Charbons fertiles
MAC Arteum, Châteauneuf-le-Rouge, France
17 septembre – 26 novembre 2016
Commissariat de Christiane Courbon.
« Pour la 3ème année consécutive, le mac ARTEUM s’inscrit dans la saison du dessin contemporain initiée par Paréidolie. Depuis 2014, des artistes y questionnent les notions d’espace du dessin et de dessin dans l’espace.
Saisi par la porosité qui se dégage entre les paysages environnants et ce lieu d’art situé sous la barre rocheuse du Cengle, dans une bâtisse du XVIIIème siècle, au-dessus de l’hôtel de ville de Châteauneuf le Rouge, au cœur d’un parc d’arbres dont certains sont plus que centenaires, Lionel Sabatté, en 2016, poursuit la réflexion dans un solo-show qu’il intitule : Charbons fertiles.
L’artiste, inspiré par les incendies qui ont ravagé la montagne Sainte Victoire et le Montaiguet, s’approprie la matière de bois carbonisés glanés sur ces sites, pour réaliser une série de dessins de sous-bois, de créatures hybrides, dans l’ambiance d’étrangeté qui habite son œuvre, mêlant le végétal et l’animal.
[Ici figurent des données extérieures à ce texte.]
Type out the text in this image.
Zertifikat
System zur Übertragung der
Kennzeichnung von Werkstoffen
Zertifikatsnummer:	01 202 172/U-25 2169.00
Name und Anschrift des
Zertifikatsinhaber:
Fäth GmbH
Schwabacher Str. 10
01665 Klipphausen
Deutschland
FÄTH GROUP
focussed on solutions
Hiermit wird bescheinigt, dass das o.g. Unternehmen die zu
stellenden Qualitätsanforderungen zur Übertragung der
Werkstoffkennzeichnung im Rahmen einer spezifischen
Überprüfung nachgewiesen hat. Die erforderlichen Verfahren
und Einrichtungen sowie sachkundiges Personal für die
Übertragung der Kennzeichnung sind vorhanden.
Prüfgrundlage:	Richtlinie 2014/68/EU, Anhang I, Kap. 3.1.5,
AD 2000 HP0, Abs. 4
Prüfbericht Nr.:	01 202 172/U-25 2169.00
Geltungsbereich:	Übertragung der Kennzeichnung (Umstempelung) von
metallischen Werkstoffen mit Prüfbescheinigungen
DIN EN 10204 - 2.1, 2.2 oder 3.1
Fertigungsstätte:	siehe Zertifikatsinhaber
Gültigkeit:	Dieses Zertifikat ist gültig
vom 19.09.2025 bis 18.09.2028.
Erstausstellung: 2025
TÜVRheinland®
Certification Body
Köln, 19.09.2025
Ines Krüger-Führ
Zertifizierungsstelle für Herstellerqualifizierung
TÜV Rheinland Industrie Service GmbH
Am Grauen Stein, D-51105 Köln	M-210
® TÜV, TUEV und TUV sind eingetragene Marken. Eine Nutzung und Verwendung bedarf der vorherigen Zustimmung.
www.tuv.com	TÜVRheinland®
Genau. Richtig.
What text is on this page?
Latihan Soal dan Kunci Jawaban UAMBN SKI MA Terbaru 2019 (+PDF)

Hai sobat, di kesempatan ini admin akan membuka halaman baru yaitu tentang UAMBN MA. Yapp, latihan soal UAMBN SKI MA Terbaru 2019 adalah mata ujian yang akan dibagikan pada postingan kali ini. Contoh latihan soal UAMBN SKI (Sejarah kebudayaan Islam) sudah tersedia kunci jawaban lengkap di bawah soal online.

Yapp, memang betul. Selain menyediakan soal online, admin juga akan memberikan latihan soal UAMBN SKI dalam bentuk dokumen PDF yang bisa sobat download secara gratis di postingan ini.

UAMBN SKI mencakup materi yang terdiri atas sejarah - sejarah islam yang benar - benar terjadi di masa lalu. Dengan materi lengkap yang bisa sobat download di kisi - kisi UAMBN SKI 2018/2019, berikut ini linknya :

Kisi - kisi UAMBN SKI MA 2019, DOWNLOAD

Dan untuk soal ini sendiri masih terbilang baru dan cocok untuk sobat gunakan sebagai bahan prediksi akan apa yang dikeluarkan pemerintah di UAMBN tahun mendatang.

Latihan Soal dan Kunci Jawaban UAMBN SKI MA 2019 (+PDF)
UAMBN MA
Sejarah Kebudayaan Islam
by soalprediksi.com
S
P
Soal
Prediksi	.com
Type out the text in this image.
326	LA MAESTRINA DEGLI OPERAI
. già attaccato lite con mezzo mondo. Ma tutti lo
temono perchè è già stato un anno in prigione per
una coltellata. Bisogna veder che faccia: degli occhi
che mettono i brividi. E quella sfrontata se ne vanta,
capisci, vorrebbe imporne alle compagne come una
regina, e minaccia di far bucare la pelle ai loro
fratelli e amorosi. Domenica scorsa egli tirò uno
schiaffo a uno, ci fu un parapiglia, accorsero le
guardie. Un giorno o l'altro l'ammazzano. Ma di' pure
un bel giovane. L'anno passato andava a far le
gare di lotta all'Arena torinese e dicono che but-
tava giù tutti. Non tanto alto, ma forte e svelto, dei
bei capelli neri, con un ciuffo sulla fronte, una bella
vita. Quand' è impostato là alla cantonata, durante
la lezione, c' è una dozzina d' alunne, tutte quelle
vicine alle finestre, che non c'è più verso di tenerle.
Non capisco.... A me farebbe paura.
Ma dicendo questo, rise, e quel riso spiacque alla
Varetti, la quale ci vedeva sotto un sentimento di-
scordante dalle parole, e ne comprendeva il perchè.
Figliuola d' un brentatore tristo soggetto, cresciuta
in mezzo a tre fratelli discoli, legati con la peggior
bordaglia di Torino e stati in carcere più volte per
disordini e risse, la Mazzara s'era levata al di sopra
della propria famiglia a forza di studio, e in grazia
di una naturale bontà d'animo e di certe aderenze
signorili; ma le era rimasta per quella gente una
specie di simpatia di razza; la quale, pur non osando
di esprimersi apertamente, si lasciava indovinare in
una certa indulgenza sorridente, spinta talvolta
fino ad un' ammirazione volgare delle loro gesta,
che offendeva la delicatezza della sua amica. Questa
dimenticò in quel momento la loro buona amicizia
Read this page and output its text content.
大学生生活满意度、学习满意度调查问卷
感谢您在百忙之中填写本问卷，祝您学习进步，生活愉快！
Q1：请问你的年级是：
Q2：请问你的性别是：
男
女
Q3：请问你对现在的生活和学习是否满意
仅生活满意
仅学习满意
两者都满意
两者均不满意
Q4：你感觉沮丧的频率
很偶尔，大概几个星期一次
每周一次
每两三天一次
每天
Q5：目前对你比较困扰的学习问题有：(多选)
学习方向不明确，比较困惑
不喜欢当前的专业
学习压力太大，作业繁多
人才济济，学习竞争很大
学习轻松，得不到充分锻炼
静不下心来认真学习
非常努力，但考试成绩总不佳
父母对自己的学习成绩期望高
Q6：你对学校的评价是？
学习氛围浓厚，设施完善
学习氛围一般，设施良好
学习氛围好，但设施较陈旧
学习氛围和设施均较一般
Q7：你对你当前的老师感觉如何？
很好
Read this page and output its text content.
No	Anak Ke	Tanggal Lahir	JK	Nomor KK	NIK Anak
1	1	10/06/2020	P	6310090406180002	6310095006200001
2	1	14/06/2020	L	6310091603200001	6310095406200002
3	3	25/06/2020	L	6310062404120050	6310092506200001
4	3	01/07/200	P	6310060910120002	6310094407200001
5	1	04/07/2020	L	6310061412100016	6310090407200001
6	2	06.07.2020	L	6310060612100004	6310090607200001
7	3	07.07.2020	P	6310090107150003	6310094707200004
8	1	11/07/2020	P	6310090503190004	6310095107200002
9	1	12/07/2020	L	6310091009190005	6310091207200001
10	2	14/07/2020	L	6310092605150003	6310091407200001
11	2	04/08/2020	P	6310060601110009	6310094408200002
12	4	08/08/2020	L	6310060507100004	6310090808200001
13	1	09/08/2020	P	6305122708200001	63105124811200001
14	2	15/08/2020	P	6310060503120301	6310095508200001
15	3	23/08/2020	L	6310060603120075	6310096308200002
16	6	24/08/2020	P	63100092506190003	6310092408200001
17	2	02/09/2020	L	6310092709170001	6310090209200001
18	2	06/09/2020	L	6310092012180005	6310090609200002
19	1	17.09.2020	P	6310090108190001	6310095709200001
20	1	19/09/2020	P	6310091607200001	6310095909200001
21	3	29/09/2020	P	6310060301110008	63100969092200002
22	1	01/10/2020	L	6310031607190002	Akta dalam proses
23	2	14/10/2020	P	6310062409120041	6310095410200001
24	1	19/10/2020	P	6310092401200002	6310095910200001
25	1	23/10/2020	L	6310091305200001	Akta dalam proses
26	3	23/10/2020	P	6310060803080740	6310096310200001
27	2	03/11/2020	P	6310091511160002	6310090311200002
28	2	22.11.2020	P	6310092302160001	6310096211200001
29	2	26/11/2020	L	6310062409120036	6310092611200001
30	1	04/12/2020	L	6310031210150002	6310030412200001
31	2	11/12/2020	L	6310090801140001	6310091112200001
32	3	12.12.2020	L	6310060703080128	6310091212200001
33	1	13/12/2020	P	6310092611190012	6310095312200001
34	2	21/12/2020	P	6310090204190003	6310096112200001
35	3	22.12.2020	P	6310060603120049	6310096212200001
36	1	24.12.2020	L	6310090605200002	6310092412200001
Déplacés de leur contexte originel, les bois brûlés prennent forme et sens sur des rapports d’échelle qui soulignent la relation entre le paysage extérieur et le relief proposé par la matière première. Rapport d’autant plus révélé que de petits personnages de peaux mortes et d’ongles en assurent l’ascension. L’artiste instaure un dialogue avec l’environnement proche : l’idée de la renaissance et de la transformation opère toujours dans son travail, dans un rapport à l’histoire de l’art qui renvoie à la tradition des paysages du romantisme allemand, de la peinture Taoïste, qu’il revendique. »
Christiane Courbon
Invité du mac ARTEUM, à Châteauneuf-le-Rouge, Lionel Sabatté bénéficie pour sa part d’une exposition personnelle qui lui permet de développer avantageusement sa réflexion. Au pied de la Montagne Sainte-Victoire, l’institution est située en une région propice au feu de forêt. De ce contexte, l’artiste tire les fils pour réaliser toute une série de pièces fondées sur les résidus calcinés des arbres. La référence au charbon, donc au fusain et par voie de conséquence au dessin, est explicite. A la manière de Sabatté, cela s’entend : c’est-à-dire à l’aune d’une démarche artistique que gouverne le concept de métamorphose. De fait, celui-ci n’a pas son pareil pour exploiter les ressources plastiques de matériaux les plus triviaux qui soient – tels la poussière du métro, des pièces de monnaie, des peaux mortes, de la filasse mêlée à du béton, etc. – et s’en servir à la composition d’œuvres totalement inédites. Il a ainsi donné forme à tout un monde animal lui insufflant un semblant de vie comme il réinvestit ici tout un lot d’arbres calcinés en les greffant de fleurs de coupures d’ongle. Leurs branches dénudées refleurissent tout soudain dessinant dans l’espace un faisceau de lignes vives, pleines d’une promesse printanière.
L’appropriation de ce matériau, symbole d’une destruction irréversible, a conduit par ailleurs Sabatté à s’en servir pour réaliser toute une série de dessins aux motifs végétaux et animaliers. Ce faisant, il donne à ce charbon l’occasion d’une nouvelle renaissance et pour tout dire d’une fertilité – comme l’atteste le titre de « Charbons fertiles » qu’il a choisi de donner à son exposition. C’est sa façon de nouer un dialogue avec la nature environnante, d’en célébrer la vitalité fondamentale et l’énergie secrète, en écho à ce que le dessin est toujours à la source d’un revival permanent de la forme. En parfait magicien, Sabatté orchestre encore d’autres tours en transformant ces morceaux de bois en de petites montagnes qu’escaladent de minuscules personnages faits d’ongles et de peaux mortes. La légèreté de leur silhouette le dispute à celle d’un simple dessin au trait tout en référant à toute une iconographie cultivée, prélude à la question de l’être dans son rapport au monde extérieur.
Tout l’art de Lionel Sabatté est requis par la dialectique du vivant et de l’artificiel. Ses dessins, ses sculptures, voire ses peintures procèdent d’une alchimie subtile qui met en exergue de façon plus ou moins évidente l’idée de flux. Entre forme et informe, l’artiste décline son œuvre à l’aune d’une transmutation, laissant faire la matière employée, sinon l’entraînant à sa propre surprise dans des jeux d’association imprévisibles. Dans tous les cas, il y va d’une invention plastique et d’un pari qui visent à redonner vie à tout ce qui pourrait passer pour fini ou perdu. Eloge du phénix.